Finding nth permutation in dictionary order with repeats

Question

Given a set of symbols (e.g. $(A, A, B, B, B, C, D, D)$), calculate the nth permutation sorted in alphabetical order. I know how to do this with a set of symbols containing no repeats, but I can't work out how to do it with repeated elements.

Answer 1

Obviously you can't apply the rule for the $n$th permutation of unique objects in a cookbook fashion. Instead, go back to first principles.

The number of permutations that start with $A$ is just the number of permutations of $(A, B, B, B, C, D, D)$. The number of permutations that start with $B$ is just the number of permutations of $(A, A, B, B, C, D, D)$, and so forth.

Let $Px$ be the number of permutations that start with the subsequence $x.$ The two numbers in the previous paragraph are $P(A)$ and $P(B).$ But $P(A, A)$ is the number of permutations starting with $A,A,$ which is the number of permutations of $(B, B, B, C, D, D),$ and $P(A, B)$ is the number of permutations starting with $A,B.$

To find the first letter, start adding up $P(A),$ $P(B),$ and so forth until the cumulative sum is at least $n.$

Supposed this shows the first letter is $C.$ Now, starting with $P(A) + P(B)$ (the number of permutations starting with subsequences earlier than $(C)$,) add $P(B,A),$ $P(B,B),$ and so forth to the total until you have at least $n.$ The point where you stop tells you your second letter.

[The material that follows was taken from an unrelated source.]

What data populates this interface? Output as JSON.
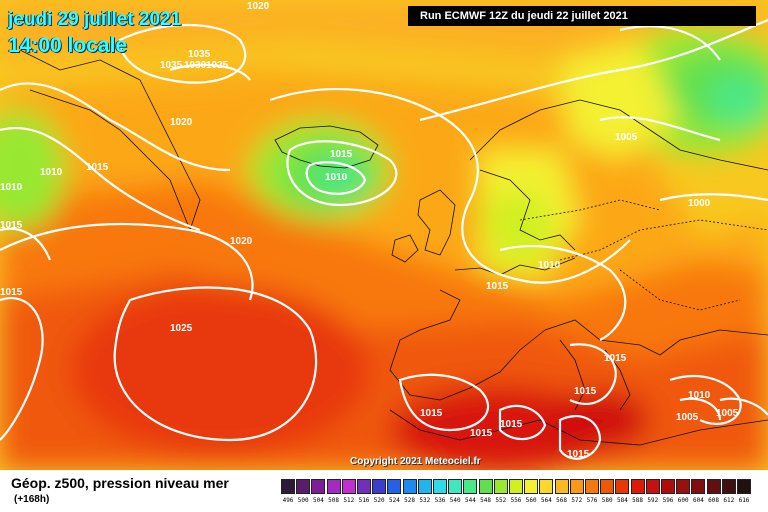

Unfortunately, $P(A,A) \neq P(A,B),$ for example, so you can't divide $n$ by the number of permutations of seven of the letters to find the first letter. The number of permutations of seven letters depends on which seven letters they are, which depends on what letter was removed from the set. There may be a way to make the calculations more convenient than the procedure I laid out above, but it's not obvious to me.